GraphQL is taking off in the industry, and you'll help us build the scalable and reliable system that will support the use of GraphQL across multiple micro-services and applications while handling a large volume of data ingestion loads from our customers as their GraphQL usage increases.
What You'll Do
- Design, implement, and simulate a complete disaster recovery plan.
- Make sure all of our production systems have proper monitoring and alerting in place.
- Design and coordinate a backup strategy that covers all of our critical data.
- Own our pager rotation and on-call scheduling for production alerts and critical support tickets.

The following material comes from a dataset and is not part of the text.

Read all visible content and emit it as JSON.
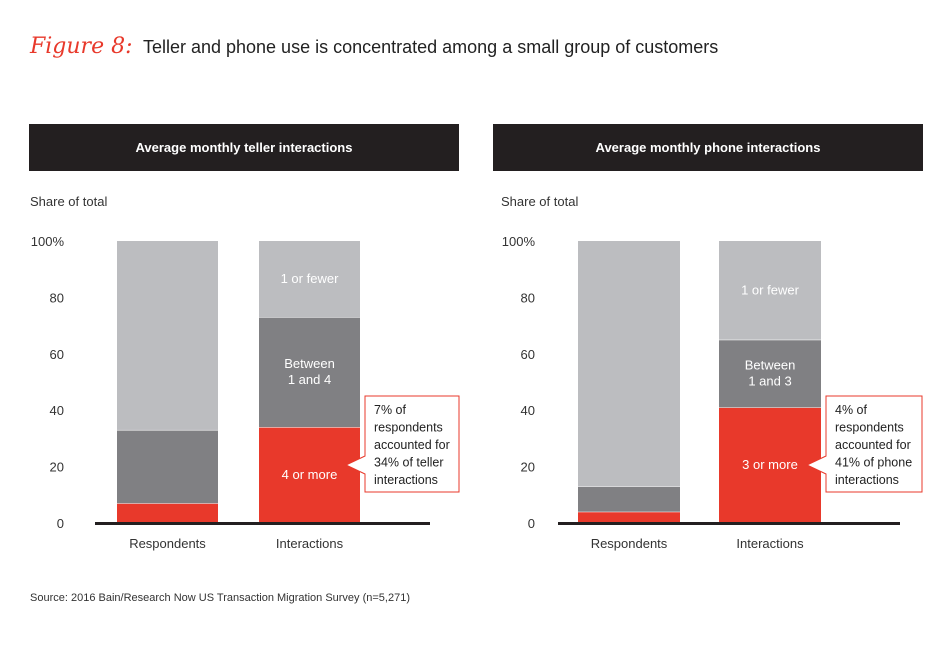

- Contribute to new feature designs to make sure there is a performance and reliability element to the technical plans.
- Edit our Kotlin backend code to improve things like logging, monitoring, performance, etc. For example, help us embrace structured events.
- Maintain our Terraform configurations, Kubernetes files, and other deployment configuration tools and extend them to support new use cases, features, production environments, etc.; further and maintain their integration through Gradle.
- Help us establish and track SLOs and SLAs for Engine and its components, make sure our systems are built in line with them, work with our product team to prioritize related work within our backlog.
- Write and maintain docs that answer all of the questions we regularly get from customers about architecture, data retention, internal policies, etc. that we can distribute to customers and sales prospects. Also, work with our Security Architect to maintain a list of Q&As around security and PII for sales prospects.
- You've operated production systems at scale in the past and know what a world-class ops process and culture look like.
- You love setting up infrastructure as code. You love automation and you love learning new tools, languages, and technologies (e.g. Kotlin, Gradle, GraphQL, Kubernetes). You like not only finding problems, but fixing them too.
- You're pragmatic — you know how to make tradeoffs between different design points that optimize for overall business goals, not just a technical result.
- You'd be excited to teach the rest of the backend team how to do SRE work themselves.
- You elevate the team around you.
You can do this work from our San Francisco headquarters, or anywhere else in the world.
Apollo is proud to be an equal opportunity workplace dedicated to pursuing and hiring a talented and diverse workforce.